Maybe it’s the warm welcomes we received ourselves, and the love and support we find in other members of the site even today, that encourages people in our community to take time to pass on that experience to other people. It can certainly be scary joining a website like HNZ. I am not unaware of how overwhelming it can be, and with a tight-knit community it can often seem like a futile task to penetrate the existing fortress and truly feel like a member of the community: but I think we do a great job of disabusing people of those notions. It would be pretty easy to laugh off a person who joined as cedric_diggs but instead we let him become a professor, and endured him breaking into open roleplays he really had no place in, and godmodding characters, and replying to roleplays he wasn’t in with out of character comments – and forgave all of these egregious offences where perhaps a more serious community would have eschewed him or taken the ban hammer to him already. This is likely why we allow for so many chances before we take action against people who are breaking the rules – because we assume they’re not malicious and want people to just be able to learn the ropes like we got to, and experience how forgiving HNZ can be, as well, and be welcoming of differences, despite not necessarily having the most amazing past on the board; but I think I’m getting off to a whole other part of why HNZ’s community is so lovely.

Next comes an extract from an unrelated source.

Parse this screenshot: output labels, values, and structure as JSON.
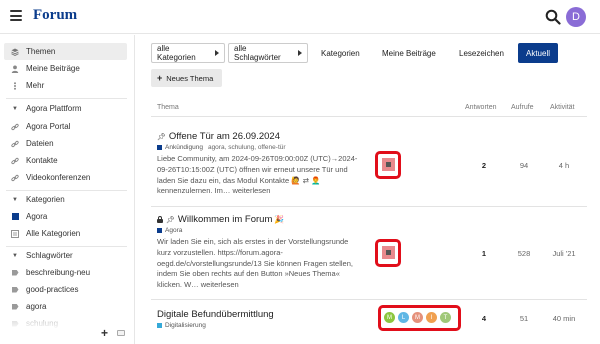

It’s definitely hard to express why HNZ, as a community, is so special – but there’s no doubt in my mind that at least part of the reason is how welcoming we have been, and continue to be, to new people who join our community such that they actually can join in and don’t forever feel like an outsider. That’s no easy task, and so it’s all the more impressive that it’s the reality of our board.

This is an idea I’m going to explore a little more over the coming weeks – so look back for more excitement!

Thanks for being welcoming, HNZ, and make sure to keep it up!